The documentation below has not been updated to the newest version

Mapping to actual POJO objects defined as class would negate many of the key benefits of the on demand parsing and accessing the virtual tree API provides. This is why the mapping feature is slightly different in this library.

The target types are defined as interfaces, but this time with abstract methods, for example:

interface Account extends JsonObject
{
  boolean isEnabled();
  String getUsername();
  List<Membership> memberships();
}

interface Membership extends JsonObject
{
   String getGroup();
   Date getJoinDate();
}

This would match JSON of the structure:

{
  "enabled": true,
  "username": "TomTraubert",
  "memberships": [{ "group": "BigTimers", "joinDate": "1973-02-05" }]
}

The return types of the abstract methods support most common JDK types such as primitives and their wrappers, strings, dates and collections. Further types can be added to the default "mapper" using JsonTypedAccess.GLOBAL.add.

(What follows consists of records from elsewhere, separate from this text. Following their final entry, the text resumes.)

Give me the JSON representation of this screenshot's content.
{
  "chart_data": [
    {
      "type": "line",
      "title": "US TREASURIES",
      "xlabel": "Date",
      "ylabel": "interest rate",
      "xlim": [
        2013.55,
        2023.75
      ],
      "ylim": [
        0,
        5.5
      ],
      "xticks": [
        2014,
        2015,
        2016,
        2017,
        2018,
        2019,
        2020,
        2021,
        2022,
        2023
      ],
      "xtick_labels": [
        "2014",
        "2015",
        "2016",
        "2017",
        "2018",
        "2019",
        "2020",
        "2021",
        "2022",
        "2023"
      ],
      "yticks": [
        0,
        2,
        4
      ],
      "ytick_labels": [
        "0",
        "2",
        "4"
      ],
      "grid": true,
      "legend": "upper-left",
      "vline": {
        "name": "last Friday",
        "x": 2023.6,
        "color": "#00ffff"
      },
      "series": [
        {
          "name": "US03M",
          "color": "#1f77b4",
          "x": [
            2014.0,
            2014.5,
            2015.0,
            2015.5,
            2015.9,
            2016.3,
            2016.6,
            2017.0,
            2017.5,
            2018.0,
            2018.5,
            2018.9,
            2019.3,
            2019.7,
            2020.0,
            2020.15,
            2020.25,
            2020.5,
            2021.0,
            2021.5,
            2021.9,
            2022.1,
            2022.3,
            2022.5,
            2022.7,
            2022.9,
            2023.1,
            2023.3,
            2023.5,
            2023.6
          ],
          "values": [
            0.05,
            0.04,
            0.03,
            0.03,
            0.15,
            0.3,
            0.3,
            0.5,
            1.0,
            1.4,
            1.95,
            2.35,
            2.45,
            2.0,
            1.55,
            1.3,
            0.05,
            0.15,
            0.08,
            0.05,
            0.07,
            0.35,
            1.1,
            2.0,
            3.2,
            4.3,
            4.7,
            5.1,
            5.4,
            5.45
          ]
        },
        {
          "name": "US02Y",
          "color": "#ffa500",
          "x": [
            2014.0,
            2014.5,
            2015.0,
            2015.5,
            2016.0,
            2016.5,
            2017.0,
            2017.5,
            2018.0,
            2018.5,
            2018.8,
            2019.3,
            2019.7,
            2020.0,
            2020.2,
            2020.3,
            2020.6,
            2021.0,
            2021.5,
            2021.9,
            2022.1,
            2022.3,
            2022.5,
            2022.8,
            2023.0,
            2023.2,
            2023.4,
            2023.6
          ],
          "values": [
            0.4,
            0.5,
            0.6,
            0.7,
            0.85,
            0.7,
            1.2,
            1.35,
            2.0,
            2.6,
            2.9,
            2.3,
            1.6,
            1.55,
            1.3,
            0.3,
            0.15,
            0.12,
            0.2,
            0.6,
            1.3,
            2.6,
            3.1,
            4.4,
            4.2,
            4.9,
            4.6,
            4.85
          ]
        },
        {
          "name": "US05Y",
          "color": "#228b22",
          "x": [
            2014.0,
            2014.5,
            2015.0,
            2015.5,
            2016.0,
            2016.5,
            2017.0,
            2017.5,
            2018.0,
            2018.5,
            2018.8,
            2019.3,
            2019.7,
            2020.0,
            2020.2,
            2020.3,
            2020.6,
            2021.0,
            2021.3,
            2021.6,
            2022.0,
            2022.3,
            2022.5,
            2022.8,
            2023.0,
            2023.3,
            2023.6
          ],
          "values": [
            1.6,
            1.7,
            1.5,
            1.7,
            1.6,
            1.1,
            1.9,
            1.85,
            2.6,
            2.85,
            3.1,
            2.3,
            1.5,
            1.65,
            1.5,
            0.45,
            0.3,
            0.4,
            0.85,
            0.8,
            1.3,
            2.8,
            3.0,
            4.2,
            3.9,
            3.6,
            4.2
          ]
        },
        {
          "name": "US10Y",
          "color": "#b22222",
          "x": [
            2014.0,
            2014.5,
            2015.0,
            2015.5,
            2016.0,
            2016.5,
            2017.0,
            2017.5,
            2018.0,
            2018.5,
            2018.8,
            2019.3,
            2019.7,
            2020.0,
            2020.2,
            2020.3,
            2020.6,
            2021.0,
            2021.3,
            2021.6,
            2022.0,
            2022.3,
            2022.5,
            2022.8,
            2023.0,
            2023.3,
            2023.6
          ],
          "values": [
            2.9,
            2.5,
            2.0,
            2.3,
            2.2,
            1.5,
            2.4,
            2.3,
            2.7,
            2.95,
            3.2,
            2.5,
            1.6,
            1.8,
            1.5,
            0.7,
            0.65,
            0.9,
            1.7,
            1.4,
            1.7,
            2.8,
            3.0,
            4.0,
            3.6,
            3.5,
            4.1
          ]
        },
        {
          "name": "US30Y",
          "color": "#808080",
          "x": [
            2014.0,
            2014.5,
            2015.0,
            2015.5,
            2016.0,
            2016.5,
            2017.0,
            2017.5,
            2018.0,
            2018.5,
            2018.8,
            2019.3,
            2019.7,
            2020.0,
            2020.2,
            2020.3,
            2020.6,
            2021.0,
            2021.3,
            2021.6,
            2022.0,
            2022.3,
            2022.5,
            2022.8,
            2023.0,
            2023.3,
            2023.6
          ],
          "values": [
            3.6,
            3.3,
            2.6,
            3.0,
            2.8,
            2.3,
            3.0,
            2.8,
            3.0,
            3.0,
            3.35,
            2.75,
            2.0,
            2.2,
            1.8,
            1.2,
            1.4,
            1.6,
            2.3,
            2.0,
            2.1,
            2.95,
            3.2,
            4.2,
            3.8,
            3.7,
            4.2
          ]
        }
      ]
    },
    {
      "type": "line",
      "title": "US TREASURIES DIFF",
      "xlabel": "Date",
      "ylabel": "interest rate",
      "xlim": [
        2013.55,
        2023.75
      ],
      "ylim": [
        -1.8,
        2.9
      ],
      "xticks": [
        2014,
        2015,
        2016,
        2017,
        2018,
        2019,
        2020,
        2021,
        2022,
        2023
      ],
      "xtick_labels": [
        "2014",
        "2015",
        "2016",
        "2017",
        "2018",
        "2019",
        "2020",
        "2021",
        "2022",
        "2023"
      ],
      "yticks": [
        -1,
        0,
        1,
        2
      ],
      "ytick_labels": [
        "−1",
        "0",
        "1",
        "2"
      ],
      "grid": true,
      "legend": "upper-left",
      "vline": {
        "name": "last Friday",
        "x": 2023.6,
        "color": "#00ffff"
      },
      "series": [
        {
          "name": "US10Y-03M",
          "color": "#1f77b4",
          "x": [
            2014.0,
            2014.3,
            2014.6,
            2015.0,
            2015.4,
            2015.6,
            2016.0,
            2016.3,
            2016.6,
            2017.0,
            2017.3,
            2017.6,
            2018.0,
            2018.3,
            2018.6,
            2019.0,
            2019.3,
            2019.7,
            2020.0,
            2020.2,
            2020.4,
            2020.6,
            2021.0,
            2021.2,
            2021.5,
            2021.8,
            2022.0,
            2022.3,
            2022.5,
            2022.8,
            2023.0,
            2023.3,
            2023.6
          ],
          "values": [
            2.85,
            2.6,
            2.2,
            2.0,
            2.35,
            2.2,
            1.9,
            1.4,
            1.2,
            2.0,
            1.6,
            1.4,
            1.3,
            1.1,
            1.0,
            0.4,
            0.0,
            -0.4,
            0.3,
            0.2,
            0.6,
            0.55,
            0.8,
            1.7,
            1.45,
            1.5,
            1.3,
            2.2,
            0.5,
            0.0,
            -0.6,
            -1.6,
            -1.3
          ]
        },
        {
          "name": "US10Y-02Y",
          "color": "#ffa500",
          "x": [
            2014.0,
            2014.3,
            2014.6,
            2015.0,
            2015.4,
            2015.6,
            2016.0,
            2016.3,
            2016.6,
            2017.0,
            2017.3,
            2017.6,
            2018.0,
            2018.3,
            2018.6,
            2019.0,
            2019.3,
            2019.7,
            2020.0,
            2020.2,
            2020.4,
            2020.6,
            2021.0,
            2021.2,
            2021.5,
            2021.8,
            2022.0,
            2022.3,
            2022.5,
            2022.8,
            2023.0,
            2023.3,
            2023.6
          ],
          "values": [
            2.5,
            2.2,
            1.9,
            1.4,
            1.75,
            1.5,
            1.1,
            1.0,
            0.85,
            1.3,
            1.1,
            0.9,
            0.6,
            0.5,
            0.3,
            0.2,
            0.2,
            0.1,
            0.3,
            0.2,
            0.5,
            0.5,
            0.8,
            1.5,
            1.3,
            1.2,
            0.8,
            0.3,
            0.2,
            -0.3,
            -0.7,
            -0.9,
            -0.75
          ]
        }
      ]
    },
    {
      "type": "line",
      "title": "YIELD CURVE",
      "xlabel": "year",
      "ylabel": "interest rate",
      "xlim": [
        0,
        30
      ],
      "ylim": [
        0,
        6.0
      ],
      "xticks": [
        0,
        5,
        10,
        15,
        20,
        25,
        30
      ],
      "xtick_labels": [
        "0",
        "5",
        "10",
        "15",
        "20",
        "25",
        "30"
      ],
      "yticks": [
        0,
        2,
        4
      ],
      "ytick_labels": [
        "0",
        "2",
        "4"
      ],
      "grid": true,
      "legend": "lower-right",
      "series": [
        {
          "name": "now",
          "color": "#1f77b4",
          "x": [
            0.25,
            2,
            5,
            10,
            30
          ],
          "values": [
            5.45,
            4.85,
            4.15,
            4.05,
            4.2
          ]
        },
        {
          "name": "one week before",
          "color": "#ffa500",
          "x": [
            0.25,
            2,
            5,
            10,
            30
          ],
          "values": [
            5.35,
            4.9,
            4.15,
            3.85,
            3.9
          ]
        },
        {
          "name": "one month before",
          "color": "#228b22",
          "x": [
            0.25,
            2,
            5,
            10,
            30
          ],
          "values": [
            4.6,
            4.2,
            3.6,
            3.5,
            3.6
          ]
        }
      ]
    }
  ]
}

A complete custom mapping can be created via new JsonTypedAccess() and using init() and add(...) or by writing your own implementation of a JsonTypedAccessStore. A custom store is then used by creating your root via JsonValue.of(json, myStore).

Note that the mapping to target types defined by abstract interface method can be mixed with using default methods and lazily mapped collection types such as the JsonList.

A POJO-like interace can extend any of the JsonValue tree types. It makes most sense to either chose JsonValue to inherit as little further methods, or to extends JsonObject to also allow use of the generic object accessor methods on the POJO-like data type.